I don't do politics. It's not that I'm not interested in it; it's just that I butt heads on enough topics that, like religion, I'm not inclined to argue about politics. I can live and let live. What does bother me, though, and what I will discuss, is when news channels, and the people who work for them, distort, twist, contort and flat out get wrong the facts, like details regarding the "ground zero mosque." How can I get upset with people who listen to the news, which they trust to give them the truth, who go and share the stories they've heard on the NEWS? I don't think, in all fairness, I can and so I don't.
People trust the news organizations to get it right, to tell the facts.
I can and do get frustrated at news organizations that have forgotten how to report on current events. It doesn't seem to matter which news channel you turn on; what you get is a lot of commentary without a lot of facts. It's become like, oh, I don't know, Huffington Post, lots of woo and ideology rather than factual information and reason.
I turn on the news to find out what's going on in the world. I'd like to have access to the bare-bones of the story; what are the facts that are known? How about reporting it impartially?
That's not what is happening regarding the "ground zero mosque." At least some of the folks at Fox News finally have the two blocks away part correct.
Schlesinger writes in the USNews that it's not at ground zero and it's not a mosque.
Bill O'Reilly's been talking about the mosque a lot.
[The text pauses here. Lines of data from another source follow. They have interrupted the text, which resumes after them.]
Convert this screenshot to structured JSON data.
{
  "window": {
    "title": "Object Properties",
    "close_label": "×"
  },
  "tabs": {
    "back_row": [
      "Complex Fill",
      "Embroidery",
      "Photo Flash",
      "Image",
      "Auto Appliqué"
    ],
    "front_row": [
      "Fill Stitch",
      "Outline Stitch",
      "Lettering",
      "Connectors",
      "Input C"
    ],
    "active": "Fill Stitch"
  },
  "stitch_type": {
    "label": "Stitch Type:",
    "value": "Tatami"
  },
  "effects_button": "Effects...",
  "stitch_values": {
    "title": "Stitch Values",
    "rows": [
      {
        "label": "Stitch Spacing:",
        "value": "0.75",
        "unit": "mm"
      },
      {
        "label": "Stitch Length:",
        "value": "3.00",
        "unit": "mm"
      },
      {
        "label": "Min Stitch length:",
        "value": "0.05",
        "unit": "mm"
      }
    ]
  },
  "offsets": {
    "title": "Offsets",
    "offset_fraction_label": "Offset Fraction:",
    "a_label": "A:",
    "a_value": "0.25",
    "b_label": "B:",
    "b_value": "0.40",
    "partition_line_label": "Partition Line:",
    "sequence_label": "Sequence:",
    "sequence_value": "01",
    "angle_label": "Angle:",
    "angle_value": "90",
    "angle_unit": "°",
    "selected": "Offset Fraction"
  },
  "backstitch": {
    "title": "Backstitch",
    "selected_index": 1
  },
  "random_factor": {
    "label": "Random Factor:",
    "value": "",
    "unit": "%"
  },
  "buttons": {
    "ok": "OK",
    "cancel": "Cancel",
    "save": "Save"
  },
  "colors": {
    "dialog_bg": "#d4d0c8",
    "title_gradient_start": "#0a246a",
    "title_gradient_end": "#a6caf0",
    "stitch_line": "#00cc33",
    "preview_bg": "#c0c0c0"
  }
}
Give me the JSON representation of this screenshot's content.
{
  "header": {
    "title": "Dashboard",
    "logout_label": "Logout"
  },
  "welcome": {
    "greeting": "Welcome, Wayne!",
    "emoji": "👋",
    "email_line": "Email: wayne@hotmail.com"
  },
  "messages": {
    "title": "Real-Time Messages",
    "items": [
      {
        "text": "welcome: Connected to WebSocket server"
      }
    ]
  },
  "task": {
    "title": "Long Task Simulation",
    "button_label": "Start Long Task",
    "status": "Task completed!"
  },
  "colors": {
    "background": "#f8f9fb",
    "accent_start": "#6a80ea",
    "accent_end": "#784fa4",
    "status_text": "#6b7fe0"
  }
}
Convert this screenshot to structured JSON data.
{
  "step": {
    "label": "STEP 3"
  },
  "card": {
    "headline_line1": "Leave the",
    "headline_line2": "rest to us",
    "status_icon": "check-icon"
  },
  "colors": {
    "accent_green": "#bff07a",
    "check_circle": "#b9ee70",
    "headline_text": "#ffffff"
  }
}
O'Reilly (and I've got all his books and read them) continues to push this as a mosque and that 9/11 families are against this. I don't know if they are. He certainly doesn't know, either, despite his claim that 85%-80% of Long Island 9/11 families don't want it there. Even commentators are willing to take a few conversations with some folks and conflate it with an accurate representation of how large groups feel. Heck, I'm sure if you frame it as a "do you support a mosque at ground zero?" question, you'll have a knee-jerk reaction from lots of people that of course they don't.
The problem is that this isn't honest reporting. It's misleading and it fosters hate. And, despite the fact that I am far more likely to watch O'Reilly than Olbermann, Olbermann is reporting on the actual situation and offering a compelling argument and he's not doing it through the use of exaggeration, made-up statistics and inflammatory rhetoric (not one hammer will work on it, says O'Reilly).
I don't have a problem if you're against a Muslim community center two blocks away from ground zero; you've informed yourself of the situation and you've formed an opinion based on the actual situation. And I'm sure not interested in having an argument about it. I'm still gathering information and trying to get to all the facts about it.
We need to collectively as a society begin to question inflammatory claims, to try to get to the facts at hand, and to avoid forming strong opinions on things before we've looked into it. There's no harm in refusing to choose a position when you don't have all the facts. In fact, it's the reasonable position to take.